La deputata Ilaria Salis identificata in hotel

Alle 7 di mattina alcuni poliziotti hanno bussato alla porta della camera di hotel, dove Ilaria Salis soggiornava a Roma per partecipare alla manifestazione prevista per oggi pomeriggio. “Ilaria Salis, polizia”. L’europarlamentare ha aperto, le sono stati chiesti i documenti. Un controllo senza perquisizione che è andato avanti per un’ora sulla porta dell’hotel. Motivo? Una segnalazione arrivata all’alba sul portale dell’Interpol.

(ansa)

Il percorso del corteo: da piazza della Repubblica a San Giovanni

Dalle 14 alle 19, parte il corteo principale, che da piazza della Repubblica percorrerà viale Luigi Einaudi, viale Enrico de Nicola, piazza dei Cinquecento, via Cavour, piazza dell’Esquilino, via Liberiana, piazza di Santa Maria Maggiore, via Merulana fino all’arrivo a piazza San Giovanni in Laterano. Il piano sicurezza prevede presidi fissi, pattugliamenti mobili e controlli preventivi, con particolare attenzione alle stazioni ferroviarie, alle fermate della metropolitana e alle principali vie di accesso al centro. Già dalle 11:30 sono scattate le chiusure al traffico e deviazioni, destinate a protrarsi fino al termine delle manifestazioni e comunque fino a cessate esigenze. Pesanti le ripercussioni sul trasporto pubblico: saranno infatti 33 le linee interessate da limitazioni o deviazioni, tra cui le principali direttrici urbane.
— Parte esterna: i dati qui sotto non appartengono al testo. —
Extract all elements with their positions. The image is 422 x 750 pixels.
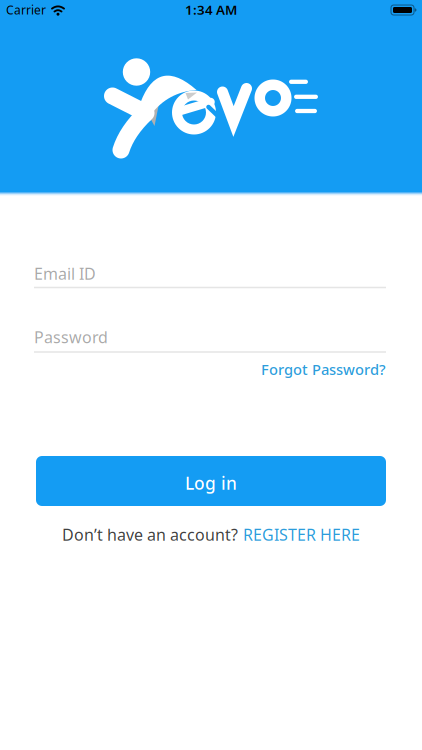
staticText: Carrier xyxy=(6,2,46,18)
button[interactable]: Email ID xyxy=(34,263,386,288)
staticText: Don’t have an account? xyxy=(62,524,238,545)
staticText: Password xyxy=(34,326,108,348)
staticText: Forgot Password? xyxy=(261,360,386,379)
button[interactable]: Log in xyxy=(36,456,386,506)
staticText: REGISTER HERE xyxy=(243,524,360,545)
button[interactable]: Password xyxy=(34,326,386,353)
staticText: Email ID xyxy=(34,263,96,284)
button[interactable]: REGISTER HERE xyxy=(243,524,360,545)
staticText: Log in xyxy=(185,472,237,494)
button[interactable]: Forgot Password? xyxy=(261,360,386,379)
staticText: 1:34 AM xyxy=(185,1,237,18)
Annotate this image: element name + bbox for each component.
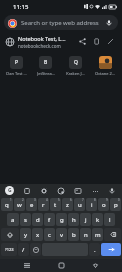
- button[interactable]: Octane 2…: [90, 54, 120, 78]
- staticText: g: [60, 216, 64, 224]
- staticText: f: [48, 216, 51, 224]
- button[interactable]: /: [18, 243, 29, 256]
- button[interactable]: Image: [73, 186, 83, 196]
- staticText: r: [42, 201, 45, 209]
- button[interactable]: t: [50, 198, 61, 211]
- staticText: 1: [10, 198, 12, 202]
- staticText: 2: [22, 198, 24, 202]
- button[interactable]: Open in tab: [91, 36, 102, 47]
- button[interactable]: Stickers: [56, 186, 66, 196]
- button[interactable]: B: [31, 54, 60, 78]
- staticText: Q: [74, 59, 78, 66]
- staticText: 5: [58, 198, 60, 202]
- staticText: notebookcheck.com: [18, 43, 61, 49]
- button[interactable]: Notebook Test, L…: [0, 32, 122, 51]
- staticText: y: [24, 231, 28, 239]
- staticText: x: [36, 231, 40, 239]
- staticText: Notebook Test, L…: [18, 35, 66, 42]
- staticText: u: [78, 201, 82, 209]
- staticText: 6: [70, 198, 72, 202]
- button[interactable]: ?123: [1, 243, 17, 256]
- button[interactable]: e: [26, 198, 37, 211]
- button[interactable]: i: [86, 198, 97, 211]
- button[interactable]: f: [44, 213, 55, 226]
- staticText: Search or type web address: [21, 19, 104, 27]
- button[interactable]: P: [2, 54, 31, 78]
- staticText: Octane 2…: [95, 71, 115, 76]
- staticText: G: [8, 187, 12, 194]
- staticText: 7: [82, 198, 84, 202]
- staticText: w: [17, 201, 22, 209]
- staticText: 9: [106, 198, 108, 202]
- button[interactable]: Recents: [20, 259, 34, 272]
- staticText: 3: [34, 198, 36, 202]
- button[interactable]: Share: [77, 36, 88, 47]
- staticText: 4: [46, 198, 48, 202]
- staticText: 0: [118, 198, 120, 202]
- staticText: s: [24, 216, 27, 224]
- staticText: n: [84, 231, 88, 239]
- staticText: k: [96, 216, 100, 224]
- staticText: P: [15, 59, 19, 66]
- button[interactable]: Settings: [39, 186, 49, 196]
- button[interactable]: q: [1, 198, 13, 211]
- button[interactable]: d: [32, 213, 43, 226]
- button[interactable]: .: [89, 243, 100, 256]
- button[interactable]: More options: [90, 186, 100, 196]
- button[interactable]: s: [20, 213, 31, 226]
- button[interactable]: Go: [101, 243, 121, 256]
- staticText: d: [36, 216, 40, 224]
- staticText: p: [114, 201, 118, 209]
- button[interactable]: m: [92, 228, 103, 241]
- staticText: a: [11, 216, 15, 224]
- button[interactable]: b: [68, 228, 79, 241]
- button[interactable]: z: [62, 198, 73, 211]
- button[interactable]: p: [110, 198, 121, 211]
- button[interactable]: Backspace: [104, 228, 121, 241]
- staticText: b: [72, 231, 76, 239]
- staticText: j: [85, 216, 87, 224]
- staticText: B: [44, 59, 48, 66]
- button[interactable]: v: [56, 228, 67, 241]
- staticText: h: [72, 216, 76, 224]
- staticText: i: [91, 201, 93, 209]
- button[interactable]: y: [20, 228, 31, 241]
- button[interactable]: Google: [5, 186, 14, 195]
- staticText: e: [30, 201, 34, 209]
- button[interactable]: a: [7, 213, 19, 226]
- button[interactable]: Shift: [1, 228, 19, 241]
- button[interactable]: Q: [60, 54, 90, 78]
- button[interactable]: h: [68, 213, 79, 226]
- button[interactable]: Clipboard: [22, 186, 32, 196]
- staticText: l: [109, 216, 111, 224]
- button[interactable]: o: [98, 198, 109, 211]
- button[interactable]: u: [74, 198, 85, 211]
- staticText: q: [5, 201, 9, 209]
- button[interactable]: k: [92, 213, 103, 226]
- staticText: z: [66, 201, 69, 209]
- staticText: ?123: [5, 247, 14, 252]
- staticText: Kraken J…: [66, 71, 85, 76]
- button[interactable]: n: [80, 228, 91, 241]
- button[interactable]: l: [104, 213, 115, 226]
- button[interactable]: j: [80, 213, 91, 226]
- staticText: JetStrea…: [37, 71, 55, 76]
- button[interactable]: Back: [88, 259, 102, 272]
- button[interactable]: Edit query: [105, 36, 116, 47]
- button[interactable]: Voice input: [107, 186, 117, 196]
- button[interactable]: g: [56, 213, 67, 226]
- button[interactable]: Voice search: [104, 18, 114, 28]
- button[interactable]: Search or type web address: [4, 15, 118, 30]
- button[interactable]: Emoji: [30, 243, 41, 256]
- button[interactable]: c: [44, 228, 55, 241]
- button[interactable]: x: [32, 228, 43, 241]
- staticText: Dan Test …: [6, 71, 27, 76]
- staticText: t: [54, 201, 57, 209]
- button[interactable]: r: [38, 198, 49, 211]
- button[interactable]: w: [14, 198, 25, 211]
- staticText: c: [48, 231, 51, 239]
- staticText: 11:15: [13, 3, 29, 11]
- staticText: v: [60, 231, 64, 239]
- button[interactable]: Home: [54, 259, 68, 272]
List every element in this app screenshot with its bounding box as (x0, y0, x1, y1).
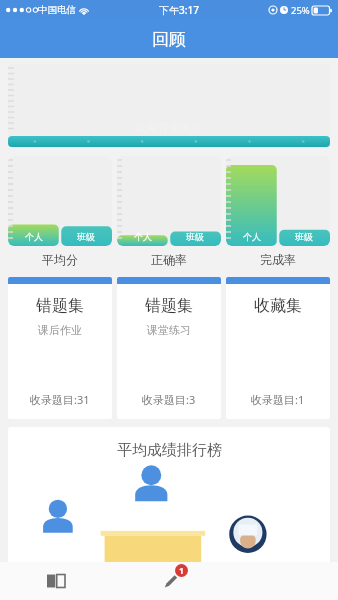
button[interactable]: 错题集 (117, 277, 221, 419)
staticText: 收录题目:3 (142, 392, 196, 407)
staticText: 25% (291, 4, 310, 17)
staticText: 下午3:17 (159, 3, 199, 17)
button[interactable]: 个人 (226, 156, 330, 267)
staticText: 平均分 (42, 252, 78, 267)
button[interactable]: 个人 (117, 156, 221, 267)
staticText: 个人 (243, 231, 261, 242)
staticText: 完成率 (260, 252, 296, 267)
staticText: 个人 (25, 231, 43, 242)
button[interactable]: Book (0, 562, 112, 600)
button[interactable]: Edit, 1 new (112, 562, 225, 600)
staticText: 错题集 (36, 296, 84, 316)
staticText: 正确率 (151, 252, 187, 267)
staticText: 班级 (77, 231, 95, 242)
staticText: 1 (179, 565, 184, 577)
staticText: 收录题目:31 (30, 392, 90, 407)
staticText: 收录题目:1 (251, 392, 305, 407)
staticText: 平均成绩排行榜 (117, 441, 222, 460)
staticText: 班级 (186, 231, 204, 242)
staticText: 回顾 (152, 29, 186, 50)
button[interactable]: 个人 (8, 156, 112, 267)
staticText: 课后作业 (38, 323, 82, 337)
button[interactable]: 错题集 (8, 277, 112, 419)
staticText: 课堂练习 (147, 323, 191, 337)
staticText: 错题集 (145, 296, 193, 316)
staticText: 中国电信 (38, 4, 76, 16)
button[interactable]: 近期作业情况 (8, 64, 330, 148)
button[interactable]: 收藏集 (226, 277, 330, 419)
staticText: 班级 (295, 231, 313, 242)
staticText: 收藏集 (254, 296, 302, 316)
staticText: 个人 (134, 231, 152, 242)
button[interactable]: 平均成绩排行榜 (8, 427, 330, 600)
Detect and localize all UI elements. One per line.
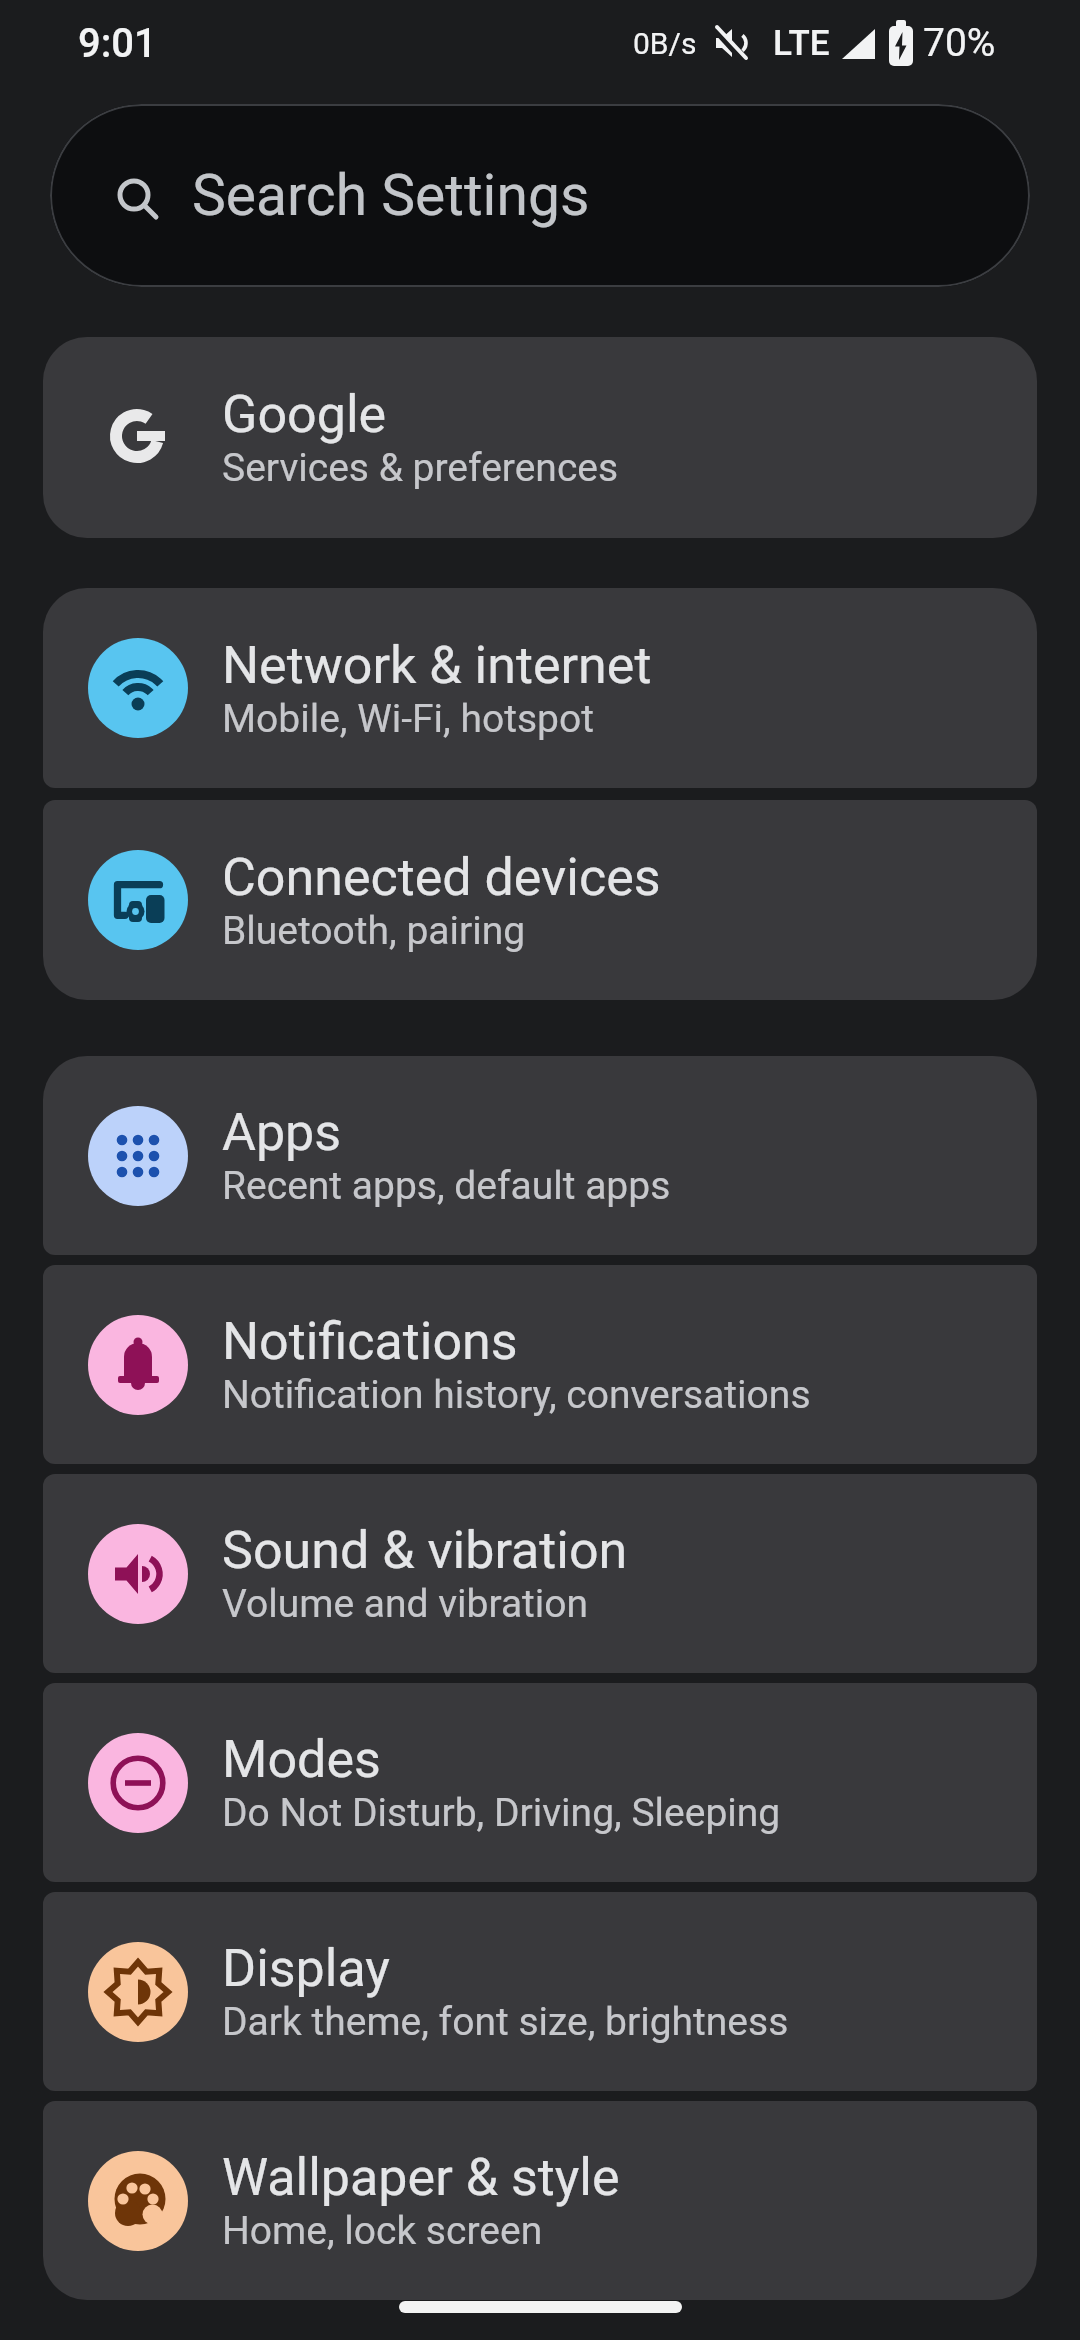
staticText: Connected devices [222, 847, 661, 908]
staticText: Bluetooth, pairing [222, 908, 526, 954]
staticText: Volume and vibration [222, 1581, 589, 1627]
button[interactable]: Apps [43, 1056, 1037, 1255]
staticText: Apps [222, 1102, 342, 1163]
staticText: Notifications [222, 1311, 518, 1372]
button[interactable]: Connected devices [43, 800, 1037, 1000]
staticText: Modes [222, 1729, 381, 1790]
staticText: 9:01 [78, 20, 157, 67]
button[interactable]: Notifications [43, 1265, 1037, 1464]
staticText: Search Settings [192, 162, 590, 229]
staticText: Services & preferences [222, 445, 619, 491]
staticText: Sound & vibration [222, 1520, 628, 1581]
staticText: Mobile, Wi-Fi, hotspot [222, 696, 594, 742]
staticText: LTE [773, 23, 830, 64]
staticText: 0B/s [633, 26, 697, 61]
staticText: Google [222, 384, 387, 445]
staticText: Display [222, 1938, 390, 1999]
staticText: Wallpaper & style [222, 2147, 620, 2208]
staticText: Network & internet [222, 635, 652, 696]
button[interactable]: Wallpaper & style [43, 2101, 1037, 2300]
staticText: Home, lock screen [222, 2208, 543, 2254]
button[interactable]: Display [43, 1892, 1037, 2091]
button[interactable]: Search Settings [50, 104, 1030, 287]
button[interactable]: Google [43, 337, 1037, 538]
button[interactable]: Modes [43, 1683, 1037, 1882]
staticText: 70% [923, 20, 996, 66]
staticText: Do Not Disturb, Driving, Sleeping [222, 1790, 781, 1836]
staticText: Notification history, conversations [222, 1372, 811, 1418]
button[interactable]: Network & internet [43, 588, 1037, 788]
staticText: Dark theme, font size, brightness [222, 1999, 789, 2045]
staticText: Recent apps, default apps [222, 1163, 671, 1209]
button[interactable]: Sound & vibration [43, 1474, 1037, 1673]
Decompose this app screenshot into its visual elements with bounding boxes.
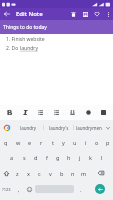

Mille agenti in campo per la manifestazione in programma alle 14

Sono più di mille gli uomini e le donne delle forze dell’ordine messi in campo tra polizia di Stato, carabinieri e guardia di finanza, rafforzati dalle unità della polizia locale di Roma Capitale. Gli agenti saranno, distribuiti lungo l’intero percorso e nei punti nevralgici del centro, per garantire ordine pubblico e prevenire possibili disordini in una giornata considerata ad alto rischio, per la possibile presenza di gruppi anarchici. Alle 14 da piazza della Repubblica partirà il corteo diretto a piazza di Porta San Giovanni. Gli organizzatori stimano la presenza di almeno 15mila persone, ma non si escludono numeri superiori vista l’adesione di oltre 700 tra collettivi, associazioni e realtà sociali.

Partecipanti da tutta Europa, timori per le infiltrazione degli anarchici

La manifestazione rientra nel contesto internazionale del weekend “Together. Contro i Re e le loro guerre”, richiamando partecipanti da tutta Europa. Particolare attenzione è rivolta alla presenza di gruppi dell’area antagonista, tra cui attivisti riconducibili ad Askatasuna, protagonisti negli ultimi mesi di mobilitazioni dopo lo sgombero del centro sociale torinese del 18 dicembre. Le forze di polizia monitorano inoltre possibili infiltrazioni anarchiche, anche alla luce del recente episodio avvenuto nel parco degli Acquedotti, dove i due anarchici Sara Ardizzone e Alessandro Mercogliano hanno perso la vita in seguito all’esplosione di un ordigno rudimentale che stavano preparando.